Of course my computer literate son had to play with my computer. He
fixed a couple of things that needed fixing and unfixed a few things
that were working fine. But all was well until the evening before he
left. I decided to make a final check to be sure everything was working
and -- oh oh -- I couldn't get into the Web or my e-mail. His response,
"Oops."
But knowing that his life hung in the balance, he spent a few minutes
the next morning before we headed for the airport and found the
problem. Voila. He knows more about computers than I even know exist,
but he does love messing around with my Mac. However, since he
maintains my web page and puts my column up each week, all is forgiven.
Anyway, I have e-mail again and I have two days to get the tax
information in some kind of order.
I have great admiration for the people brave enough to do their own
taxes this year. The new tax code is enough to drive C. P. A. s and tax
lawyers right up the wall.
In listening to one of the morning TV shows recently I learned that the
question, "How many children do you have?" does not have a simple answer
in government speak. In the Tax Code there are five different
definitions of what a child is. "If they (a parent) were really trying
to be conscientious," says Nina Olson, a national taxpayer advocate for
the IRS, "they would have to read through over 200 pages of IRS
publications in order to answer the question, 'Do I have a child?'" It
would seem fairly obvious to most of us, especially those who have gone
through childbirth, that we would know whether or not we have a child,
but Congress has the final word. Hmmm, I wonder whether a taxpayer can
now claim a fetus as a deduction.
It was not always that complicated. In 1913 the first income tax form
was three pages long. Today there are about 650 different forms and
instructions.
We all know we have to pay our income taxes and usually we do it with a
fair amount of grumbling, but no major violence. We tend to yell at the
IRS, but that is really not fair. That agency merely administers the
tax laws that our Congress in its wisdom pass. "Congress year after
year keeps heaping layer upon layer of poorly written tax law on a tax
code that simply no one understands to begin with," says Scott Hodge,
executive director of the Tax Foundation.
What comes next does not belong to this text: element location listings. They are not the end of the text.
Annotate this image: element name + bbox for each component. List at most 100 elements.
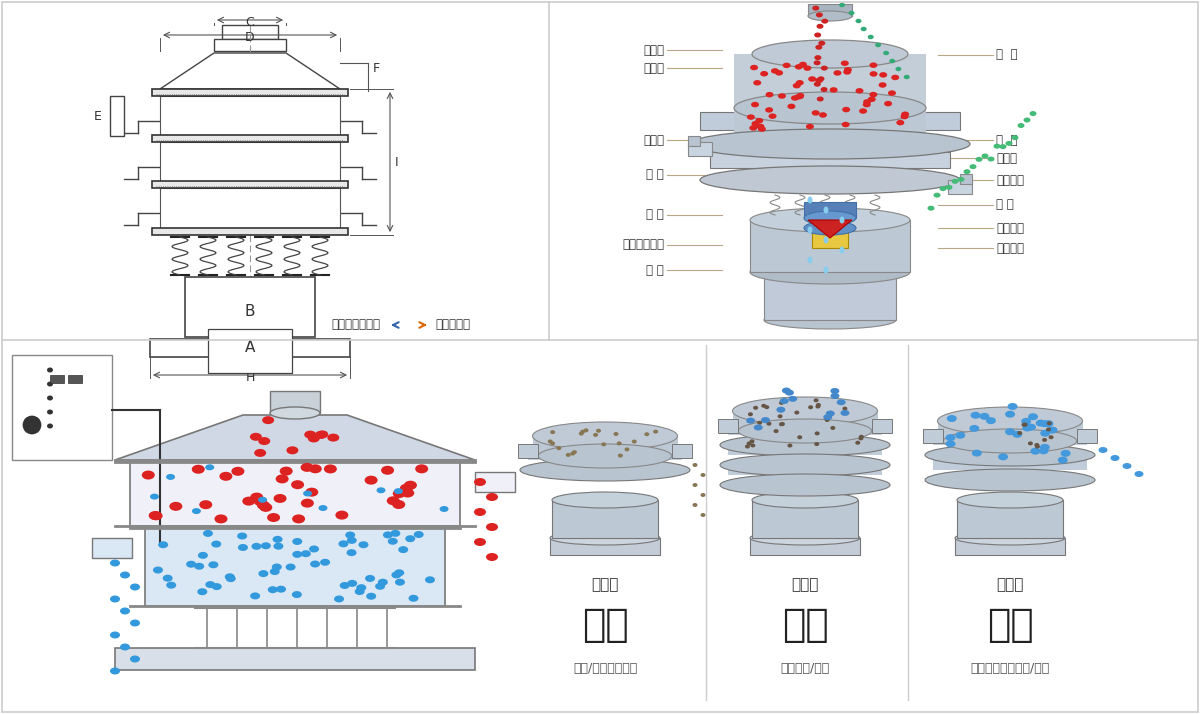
- Bar: [752, 500, 858, 538]
- Ellipse shape: [776, 407, 786, 413]
- Ellipse shape: [1018, 431, 1022, 435]
- Ellipse shape: [220, 472, 233, 481]
- Text: F: F: [373, 61, 380, 74]
- Ellipse shape: [955, 531, 1066, 545]
- Bar: [130, 462, 460, 526]
- Ellipse shape: [878, 82, 887, 88]
- Bar: [208, 329, 292, 373]
- Ellipse shape: [745, 445, 750, 448]
- Ellipse shape: [904, 75, 910, 79]
- Ellipse shape: [888, 90, 896, 96]
- Bar: [150, 339, 350, 357]
- Ellipse shape: [746, 441, 751, 446]
- Ellipse shape: [346, 531, 355, 538]
- Ellipse shape: [392, 489, 406, 498]
- Ellipse shape: [1038, 448, 1049, 454]
- Bar: [934, 433, 1087, 445]
- Ellipse shape: [583, 428, 588, 432]
- Text: 结构示意图: 结构示意图: [436, 318, 470, 331]
- Ellipse shape: [1006, 428, 1015, 436]
- Ellipse shape: [130, 583, 140, 590]
- Bar: [688, 142, 712, 156]
- Bar: [728, 443, 882, 455]
- Ellipse shape: [390, 530, 401, 537]
- Ellipse shape: [787, 443, 792, 448]
- Ellipse shape: [806, 124, 814, 129]
- Ellipse shape: [892, 75, 899, 80]
- Ellipse shape: [224, 573, 235, 580]
- Ellipse shape: [1021, 423, 1026, 427]
- Ellipse shape: [815, 442, 820, 446]
- Ellipse shape: [972, 450, 982, 456]
- Bar: [934, 458, 1087, 470]
- Ellipse shape: [192, 465, 205, 474]
- Ellipse shape: [211, 583, 222, 590]
- Ellipse shape: [150, 511, 163, 521]
- Ellipse shape: [889, 59, 895, 64]
- Ellipse shape: [268, 586, 277, 593]
- Ellipse shape: [486, 493, 498, 501]
- Ellipse shape: [782, 63, 791, 68]
- Ellipse shape: [787, 104, 796, 109]
- Ellipse shape: [937, 407, 1082, 435]
- Ellipse shape: [618, 453, 623, 458]
- Ellipse shape: [751, 102, 760, 107]
- Ellipse shape: [287, 446, 299, 454]
- Ellipse shape: [794, 64, 803, 69]
- Text: 下部重锤: 下部重锤: [996, 241, 1024, 254]
- Ellipse shape: [701, 473, 706, 477]
- Ellipse shape: [365, 476, 378, 485]
- Ellipse shape: [818, 112, 827, 118]
- Ellipse shape: [388, 538, 397, 545]
- Ellipse shape: [823, 236, 828, 243]
- Ellipse shape: [596, 428, 601, 433]
- Ellipse shape: [808, 256, 812, 263]
- Ellipse shape: [829, 87, 838, 93]
- Polygon shape: [160, 53, 340, 89]
- Ellipse shape: [868, 35, 874, 39]
- Ellipse shape: [692, 503, 697, 507]
- Ellipse shape: [925, 469, 1096, 491]
- Ellipse shape: [486, 553, 498, 561]
- Text: 加重块: 加重块: [996, 151, 1018, 164]
- Ellipse shape: [1028, 413, 1038, 421]
- Ellipse shape: [1026, 423, 1036, 431]
- Bar: [750, 220, 910, 272]
- Ellipse shape: [1046, 421, 1052, 426]
- Ellipse shape: [270, 407, 320, 419]
- Ellipse shape: [320, 559, 330, 565]
- Ellipse shape: [439, 506, 449, 512]
- Ellipse shape: [1006, 141, 1013, 146]
- Bar: [700, 112, 960, 130]
- Ellipse shape: [815, 45, 822, 50]
- Ellipse shape: [901, 111, 910, 117]
- Bar: [734, 110, 926, 146]
- Ellipse shape: [814, 60, 821, 65]
- Ellipse shape: [47, 423, 53, 428]
- Ellipse shape: [425, 576, 434, 583]
- Ellipse shape: [624, 448, 630, 451]
- Ellipse shape: [767, 422, 772, 426]
- Ellipse shape: [395, 578, 404, 585]
- Bar: [115, 648, 475, 670]
- Ellipse shape: [751, 121, 760, 126]
- Text: 网  架: 网 架: [996, 134, 1018, 146]
- Ellipse shape: [817, 76, 824, 81]
- Ellipse shape: [1034, 445, 1040, 448]
- Ellipse shape: [198, 552, 208, 559]
- Ellipse shape: [47, 381, 53, 386]
- Ellipse shape: [749, 125, 757, 131]
- Ellipse shape: [376, 583, 385, 590]
- Ellipse shape: [142, 471, 155, 480]
- Ellipse shape: [23, 416, 41, 434]
- Ellipse shape: [840, 246, 845, 253]
- Ellipse shape: [169, 502, 182, 511]
- Ellipse shape: [408, 595, 419, 602]
- Ellipse shape: [756, 124, 764, 129]
- Text: 去除液体中的颗粒/异物: 去除液体中的颗粒/异物: [971, 661, 1050, 675]
- Ellipse shape: [1061, 450, 1070, 457]
- Ellipse shape: [257, 501, 270, 510]
- Bar: [550, 538, 660, 555]
- Text: H: H: [245, 371, 254, 384]
- Ellipse shape: [565, 453, 571, 457]
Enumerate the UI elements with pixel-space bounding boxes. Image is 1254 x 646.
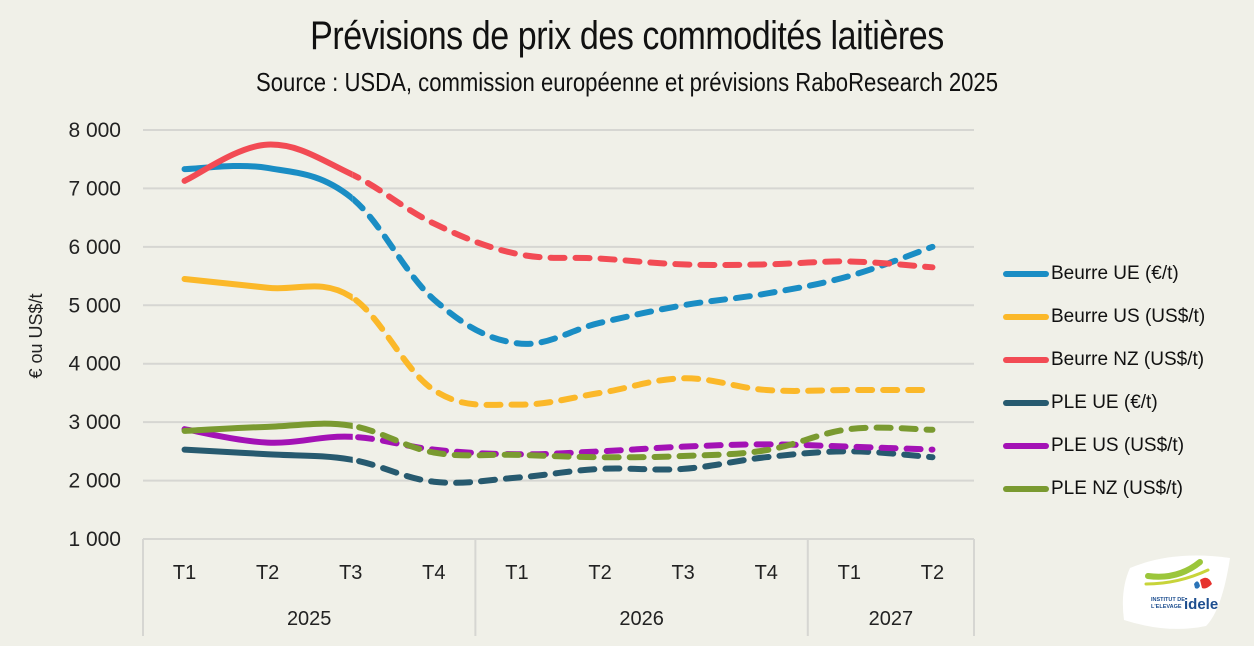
logo-text-line1: INSTITUT DE — [1151, 597, 1185, 603]
series-line-actual — [181, 426, 353, 446]
legend-item: Beurre UE (€/t) — [1003, 252, 1205, 295]
logo-text-line2: L'ELEVAGE — [1151, 604, 1182, 610]
y-axis-label: € ou US$/t — [26, 293, 46, 378]
x-tick-label: T4 — [755, 562, 778, 584]
x-tick-label: T2 — [256, 562, 279, 584]
legend-swatch — [1003, 270, 1049, 277]
idele-logo: INSTITUT DE L'ELEVAGE idele — [1118, 550, 1238, 632]
series-line-actual — [181, 162, 353, 203]
x-tick-label: T2 — [921, 562, 944, 584]
x-axis: T1 T2 T3 T4 T1 T2 T3 T4 T1 T2 2025 2026 2027 — [142, 539, 975, 636]
x-tick-label: T1 — [838, 562, 861, 584]
series-line-actual — [181, 141, 353, 184]
legend-label: Beurre UE (€/t) — [1051, 262, 1179, 284]
logo-shape — [1122, 555, 1230, 629]
y-tick-label: 7 000 — [68, 177, 121, 200]
x-tick-label: T1 — [173, 562, 196, 584]
x-group-label: 2026 — [619, 608, 664, 630]
y-tick-label: 8 000 — [68, 119, 121, 142]
series-line-forecast — [352, 195, 936, 347]
chart-title: Prévisions de prix des commodités laitiè… — [310, 14, 944, 58]
y-tick-label: 5 000 — [68, 294, 121, 317]
legend-item: PLE NZ (US$/t) — [1003, 467, 1205, 510]
series-beurre-us-us-t — [181, 275, 936, 408]
legend-label: PLE UE (€/t) — [1051, 391, 1158, 413]
series-ple-nz-us-t — [181, 420, 936, 461]
logo-brand: idele — [1184, 596, 1218, 613]
x-tick-label: T2 — [588, 562, 611, 584]
x-tick-label: T1 — [505, 562, 528, 584]
y-tick-label: 1 000 — [68, 528, 121, 551]
legend-item: Beurre NZ (US$/t) — [1003, 338, 1205, 381]
legend-label: PLE US (US$/t) — [1051, 434, 1185, 456]
series-line-actual — [181, 420, 353, 434]
legend-label: Beurre US (US$/t) — [1051, 305, 1206, 327]
x-tick-label: T3 — [671, 562, 694, 584]
y-tick-label: 4 000 — [68, 353, 121, 376]
logo-blue-drop — [1194, 581, 1200, 589]
legend-swatch — [1003, 442, 1049, 449]
legend-label: Beurre NZ (US$/t) — [1051, 348, 1205, 370]
x-group-label: 2027 — [869, 608, 914, 630]
x-group-label: 2025 — [287, 608, 332, 630]
series-line-actual — [181, 275, 353, 302]
legend-label: PLE NZ (US$/t) — [1051, 477, 1183, 499]
x-tick-label: T4 — [422, 562, 445, 584]
legend: Beurre UE (€/t) Beurre US (US$/t) Beurre N… — [1003, 252, 1205, 510]
series-ple-ue-t — [181, 446, 936, 486]
logo-swoosh — [1145, 559, 1203, 580]
series-line-actual — [181, 446, 353, 463]
chart-subtitle: Source : USDA, commission européenne et … — [256, 67, 998, 97]
legend-swatch — [1003, 485, 1049, 492]
legend-swatch — [1003, 399, 1049, 406]
series-line-forecast — [352, 171, 936, 271]
y-tick-label: 6 000 — [68, 236, 121, 259]
logo-swoosh-2 — [1144, 568, 1210, 586]
series-beurre-nz-us-t — [181, 141, 936, 271]
legend-item: PLE US (US$/t) — [1003, 424, 1205, 467]
y-tick-label: 2 000 — [68, 470, 121, 493]
x-tick-label: T3 — [339, 562, 362, 584]
legend-swatch — [1003, 313, 1049, 320]
y-tick-label: 3 000 — [68, 411, 121, 434]
legend-item: PLE UE (€/t) — [1003, 381, 1205, 424]
series-line-forecast — [352, 422, 936, 461]
legend-item: Beurre US (US$/t) — [1003, 295, 1205, 338]
gridlines — [143, 129, 974, 540]
y-axis-ticks: 1 000 2 000 3 000 4 000 5 000 6 000 7 000 8 000 — [68, 119, 121, 551]
legend-swatch — [1003, 356, 1049, 363]
series-line-forecast — [352, 294, 936, 408]
series-lines — [181, 141, 936, 486]
series-beurre-ue-t — [181, 162, 936, 347]
series-line-forecast — [352, 448, 936, 486]
logo-red-mark — [1200, 577, 1212, 589]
The 2001 tax cut made 440 changes in the law. It was the 32nd major
revision since 1954. The politicians love to take credit for tax cuts,
but not responsibility for the consequences.
I did hear one suggestion. Let's require that each member of Congress
do his or her own personal tax returns for two years before voting on a
new code.
Sorry, got to quit. Taxpayers procrastination leads to taxpayers panic.